Newswise — ITHACA, NY — The Sundance Film Festival will host the premiere screening on January 23 of the film adaptation of “Ten Thousand Saints,” the acclaimed coming-of-age novel by Ithaca College assistant professor of writing Eleanor Henderson. Following its premiere at the Eccles Theater in Park City, Utah, the film will be shown four more times during the course of the festival.

“Ten Thousand Saints” was selected to screen in the out-of-competition section of Sundance, an annual showcase for new work from American and international independent filmmakers that has served as a launching pad for movies ranging from “Reservoir Dogs” to “Little Miss Sunshine.”

Henderson will be on hand for the premiere. She’s hoping the film will attract a distributor so that it can be released in theaters later this year.

“The novel came from my imagination alone,” says Henderson. “With the movie, I still have that personal attachment, but I’m only one player in a much more elaborate act of storytelling. The story doesn’t just belong to me anymore. So I’m anticipating the premiere with some pride — and some anxiety — but mostly just the joy of a moviegoer. Getting to be both inside and outside that process is a pretty special privilege.”

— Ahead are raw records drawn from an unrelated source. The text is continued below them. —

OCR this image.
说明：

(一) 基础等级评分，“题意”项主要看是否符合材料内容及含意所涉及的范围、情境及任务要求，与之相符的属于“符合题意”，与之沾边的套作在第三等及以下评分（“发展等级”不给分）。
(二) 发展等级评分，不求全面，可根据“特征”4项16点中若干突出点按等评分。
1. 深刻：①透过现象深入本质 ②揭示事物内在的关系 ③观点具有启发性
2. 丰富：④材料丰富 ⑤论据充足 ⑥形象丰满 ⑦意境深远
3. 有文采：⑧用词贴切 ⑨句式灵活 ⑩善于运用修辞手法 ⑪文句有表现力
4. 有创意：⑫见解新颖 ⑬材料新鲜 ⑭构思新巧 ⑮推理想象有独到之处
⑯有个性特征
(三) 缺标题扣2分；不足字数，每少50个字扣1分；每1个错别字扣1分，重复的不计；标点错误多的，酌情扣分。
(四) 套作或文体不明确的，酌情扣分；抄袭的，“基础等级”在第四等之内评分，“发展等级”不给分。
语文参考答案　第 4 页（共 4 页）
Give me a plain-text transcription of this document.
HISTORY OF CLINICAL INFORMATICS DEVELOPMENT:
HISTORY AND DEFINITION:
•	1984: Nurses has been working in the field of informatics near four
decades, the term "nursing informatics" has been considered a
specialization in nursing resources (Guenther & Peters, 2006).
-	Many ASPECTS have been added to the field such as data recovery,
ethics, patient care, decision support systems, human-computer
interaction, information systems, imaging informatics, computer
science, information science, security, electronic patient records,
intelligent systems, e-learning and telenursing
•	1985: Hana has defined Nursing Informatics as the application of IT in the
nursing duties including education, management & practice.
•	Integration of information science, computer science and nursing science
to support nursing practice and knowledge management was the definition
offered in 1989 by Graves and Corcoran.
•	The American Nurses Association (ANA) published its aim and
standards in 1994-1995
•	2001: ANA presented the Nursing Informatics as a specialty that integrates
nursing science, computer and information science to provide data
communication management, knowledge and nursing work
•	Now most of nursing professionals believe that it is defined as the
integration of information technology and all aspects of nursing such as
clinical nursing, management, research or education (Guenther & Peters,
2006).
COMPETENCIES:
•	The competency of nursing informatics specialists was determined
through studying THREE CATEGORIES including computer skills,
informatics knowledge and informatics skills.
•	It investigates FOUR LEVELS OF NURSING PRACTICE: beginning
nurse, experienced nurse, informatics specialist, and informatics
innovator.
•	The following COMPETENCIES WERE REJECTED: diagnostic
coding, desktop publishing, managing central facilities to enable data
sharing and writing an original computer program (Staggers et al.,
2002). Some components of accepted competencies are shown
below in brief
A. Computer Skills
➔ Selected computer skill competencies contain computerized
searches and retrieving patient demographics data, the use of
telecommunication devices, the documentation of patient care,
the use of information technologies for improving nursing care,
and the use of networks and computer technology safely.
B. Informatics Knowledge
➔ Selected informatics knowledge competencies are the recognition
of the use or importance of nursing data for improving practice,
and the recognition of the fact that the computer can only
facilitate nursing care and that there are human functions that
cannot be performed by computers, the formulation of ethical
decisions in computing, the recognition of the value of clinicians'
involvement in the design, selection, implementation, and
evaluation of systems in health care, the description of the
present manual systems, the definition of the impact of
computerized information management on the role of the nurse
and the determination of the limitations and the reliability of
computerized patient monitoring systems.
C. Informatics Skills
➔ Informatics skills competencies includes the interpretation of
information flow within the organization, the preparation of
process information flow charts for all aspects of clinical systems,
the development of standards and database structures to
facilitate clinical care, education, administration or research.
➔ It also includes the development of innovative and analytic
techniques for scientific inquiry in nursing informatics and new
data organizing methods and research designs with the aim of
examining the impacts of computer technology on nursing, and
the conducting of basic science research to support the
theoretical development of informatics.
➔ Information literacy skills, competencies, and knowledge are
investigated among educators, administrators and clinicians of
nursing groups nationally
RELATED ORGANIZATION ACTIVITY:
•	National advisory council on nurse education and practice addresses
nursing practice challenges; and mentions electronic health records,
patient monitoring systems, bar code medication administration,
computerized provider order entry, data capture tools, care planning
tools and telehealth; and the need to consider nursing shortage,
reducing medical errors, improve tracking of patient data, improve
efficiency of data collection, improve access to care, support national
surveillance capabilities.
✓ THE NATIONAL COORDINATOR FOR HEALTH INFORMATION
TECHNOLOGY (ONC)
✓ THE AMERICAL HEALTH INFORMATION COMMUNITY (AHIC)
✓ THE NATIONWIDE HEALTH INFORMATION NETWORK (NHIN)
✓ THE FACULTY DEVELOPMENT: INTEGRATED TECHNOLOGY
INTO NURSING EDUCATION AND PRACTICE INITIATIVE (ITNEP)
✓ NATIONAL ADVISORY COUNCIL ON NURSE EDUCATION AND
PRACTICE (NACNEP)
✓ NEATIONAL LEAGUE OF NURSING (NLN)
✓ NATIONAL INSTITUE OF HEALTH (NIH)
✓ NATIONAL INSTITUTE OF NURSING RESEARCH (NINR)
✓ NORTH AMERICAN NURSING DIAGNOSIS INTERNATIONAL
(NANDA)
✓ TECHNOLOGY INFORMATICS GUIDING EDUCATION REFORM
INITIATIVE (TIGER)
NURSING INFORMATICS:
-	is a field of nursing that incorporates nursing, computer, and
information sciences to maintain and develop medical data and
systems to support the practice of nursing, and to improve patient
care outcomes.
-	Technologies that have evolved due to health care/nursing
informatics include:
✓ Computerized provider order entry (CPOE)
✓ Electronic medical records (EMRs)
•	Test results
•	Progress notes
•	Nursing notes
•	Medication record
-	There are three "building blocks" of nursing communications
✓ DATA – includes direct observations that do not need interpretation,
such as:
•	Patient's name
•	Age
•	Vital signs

Henderson’s debut novel was adapted for the screen and directed by Shari Springer Berman and Robert Pulcini, who were previously nominated for an Academy Award for Best Adapted Screenplay for “American Splendor.” The cast features Ethan Hawke — just nominated himself for a Best Supporting Actor Oscar for “Boyhood” — along with Emily Mortimer, Julianne Nicholson and an ensemble of young actors including Asa Butterfield, Hailee Steinfeld, Emile Hirsch and Avian Jogia.

The story follows three lost kids and their equally lost parents as they come of age in New York’s East Village in the era of CBGB, yuppies and the tinderbox of gentrification that exploded into the Tompkins Square Park Riot of 1988. The film was shot in and around New York City in early 2014.

Following its publication in 2011, “Ten Thousand Saints” earned glowing reviews and was included on a multitude of the year’s “best of” lists, including those of the New York Times, New Yorker, Amazon.com, Newsweek/The Daily Beast and O, The Oprah Magazine.

Henderson joined the Department of Writing in the School of Humanities and Sciences in the fall of 2010 and teaches courses in creative and academic writing and historical fiction. She was the coeditor of the nonfiction collection “Labor Day: True Birth Stories by the Best Women Writers,” and her short story “The Farms” was a Pushcart Prize nominee and was selected for “The Best American Short Stories 2009.” She has served as a contributing editor at Poets & Writers and chair of the fiction board at Virginia Quarterly Review.